Emin ist alles in einem: Verrückter und Heiliger, Kleinstadtdepp und Genie. Emins Vater: ein Wunder- und Wundenheiler und schon lange tot. Emins Mutter: liegt oben auf dem Hügel begraben, und immer wenn ihr Lieblingslied im Radio kommt, stürzt Emin auf dem Fahrrad grabwärts und kommt dann doch immer zu spät. Emins große Liebe: ausgerechnet eine Dänin, alles schon fünf Jahre her, aber die Geschichte könnte auch ziemlich erfunden sein. Nebenbei ist Emin in seiner Eremitage abseits von Hakkari im sehr abseitigen Ostanatolien auch ein Tüftler: der einzige in der Gegend, der etwas von elektrischen Gerätschaften versteht. Wer also, wenn nicht Emin, wird das komische "Radio mit Bildern", das Leute aus Ankara abgeliefert haben eines Tages in Hakkari, zum Leben erwecken? - "Vizontele" nennen die Einwohner Hakkaris diese technische Neuerung, und gerade so hat Yilmaz Erdogan seinen Film genannt, in dem er selbst den fröhlichen Kauz namens Emin spielt.
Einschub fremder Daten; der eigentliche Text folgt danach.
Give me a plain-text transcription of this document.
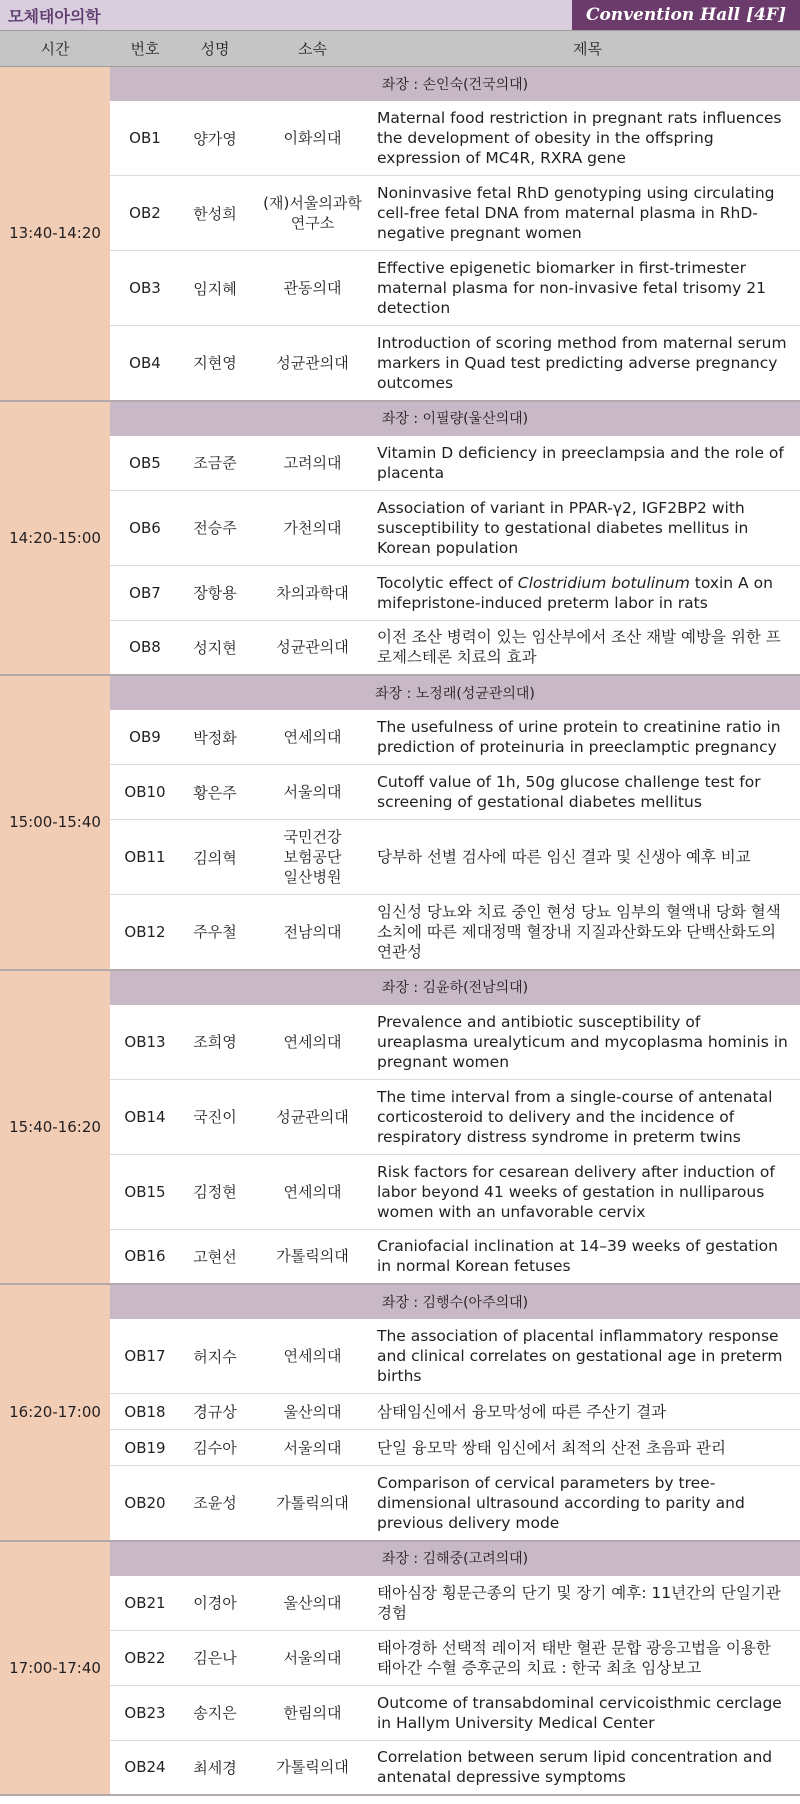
모체태아의학	Convention Hall [4F]
시간	번호	성명	소속	제목
13:40-14:20	좌장 : 손인숙(건국의대)			
	OB1	양가영	이화의대	Maternal food restriction in pregnant rats influences the development of obesity in the offspring expression of MC4R, RXRA gene
	OB2	한성희	(재)서울의과학연구소	Noninvasive fetal RhD genotyping using circulating cell-free fetal DNA from maternal plasma in RhD-negative pregnant women
	OB3	임지혜	관동의대	Effective epigenetic biomarker in first-trimester maternal plasma for non-invasive fetal trisomy 21 detection
	OB4	지현영	성균관의대	Introduction of scoring method from maternal serum markers in Quad test predicting adverse pregnancy outcomes
14:20-15:00	좌장 : 이필량(울산의대)			
	OB5	조금준	고려의대	Vitamin D deficiency in preeclampsia and the role of placenta
	OB6	전승주	가천의대	Association of variant in PPAR-γ2, IGF2BP2 with susceptibility to gestational diabetes mellitus in Korean population
	OB7	장항용	차의과학대	Tocolytic effect of Clostridium botulinum toxin A on mifepristone-induced preterm labor in rats
	OB8	성지현	성균관의대	이전 조산 병력이 있는 임산부에서 조산 재발 예방을 위한 프로제스테론 치료의 효과
15:00-15:40	좌장 : 노정래(성균관의대)			
	OB9	박정화	연세의대	The usefulness of urine protein to creatinine ratio in prediction of proteinuria in preeclamptic pregnancy
	OB10	황은주	서울의대	Cutoff value of 1h, 50g glucose challenge test for screening of gestational diabetes mellitus
	OB11	김의혁	국민건강보험공단일산병원	당부하 선별 검사에 따른 임신 결과 및 신생아 예후 비교
	OB12	주우철	전남의대	임신성 당뇨와 치료 중인 현성 당뇨 임부의 혈액내 당화 혈색소치에 따른 제대정맥 혈장내 지질과산화도와 단백산화도의 연관성
15:40-16:20	좌장 : 김윤하(전남의대)			
	OB13	조희영	연세의대	Prevalence and antibiotic susceptibility of ureaplasma urealyticum and mycoplasma hominis in pregnant women
	OB14	국진이	성균관의대	The time interval from a single-course of antenatal corticosteroid to delivery and the incidence of respiratory distress syndrome in preterm twins
	OB15	김정현	연세의대	Risk factors for cesarean delivery after induction of labor beyond 41 weeks of gestation in nulliparous women with an unfavorable cervix
	OB16	고현선	가톨릭의대	Craniofacial inclination at 14–39 weeks of gestation in normal Korean fetuses
16:20-17:00	좌장 : 김행수(아주의대)			
	OB17	허지수	연세의대	The association of placental inflammatory response and clinical correlates on gestational age in preterm births
	OB18	경규상	울산의대	삼태임신에서 융모막성에 따른 주산기 결과
	OB19	김수아	서울의대	단일 융모막 쌍태 임신에서 최적의 산전 초음파 관리
	OB20	조윤성	가톨릭의대	Comparison of cervical parameters by tree-dimensional ultrasound according to parity and previous delivery mode
17:00-17:40	좌장 : 김해중(고려의대)			
	OB21	이경아	울산의대	태아심장 횡문근종의 단기 및 장기 예후: 11년간의 단일기관 경험
	OB22	김은나	서울의대	태아경하 선택적 레이저 태반 혈관 문합 광응고법을 이용한 태아간 수혈 증후군의 치료 : 한국 최초 임상보고
	OB23	송지은	한림의대	Outcome of transabdominal cervicoisthmic cerclage in Hallym University Medical Center
	OB24	최세경	가톨릭의대	Correlation between serum lipid concentration and antenatal depressive symptoms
Wir sind in den 70er Jahren am mittleren Ende der Welt: Angenehm träge schleppt sich der Tageskreislauf vom Tee im Bürgermeisterbüro übers Essen bei Nachbars dem abendlichen großfamiliären Freilichtkinobesuch entgegen.

Das Fernsehen, dessen Installation sich dann als in jeder Hinsicht langwierig erweist, macht dieses osttürkische Idyll nicht kaputt. Aber es bringt, melancholischer Tupfer des heiter-bukolischen Erinnerungsgemäldes Erdogans, das Unabsehbare ins Vertraute - und im Zweifel schlimme Nachrichten in Echtzeit für alle. "Vizontele", in der Türkei ein Hit mit über drei Millionen Zuschauern, ist kein großer Film. Aber er zeichnet liebevoll ein Gesellschaftspanorama, wie es auch heute weltweit in ländlich geprägten Lebenswelten fortdauern mag: mit derben Späßen und feinen, in Schüchternheit eingekapselten Gefühlen, mit tolldreisten, stadtklatschträchtigen Aktionen und hübschen Allerweltseinsichten, wie man sie denn doch nicht alle Tage hört. "Warum liebt man die Heimat?", ruft der Bürgermeister einmal. Und antwortet sich selbst: "Weil man keine Wahl hat." Wiederwählen, den Mann!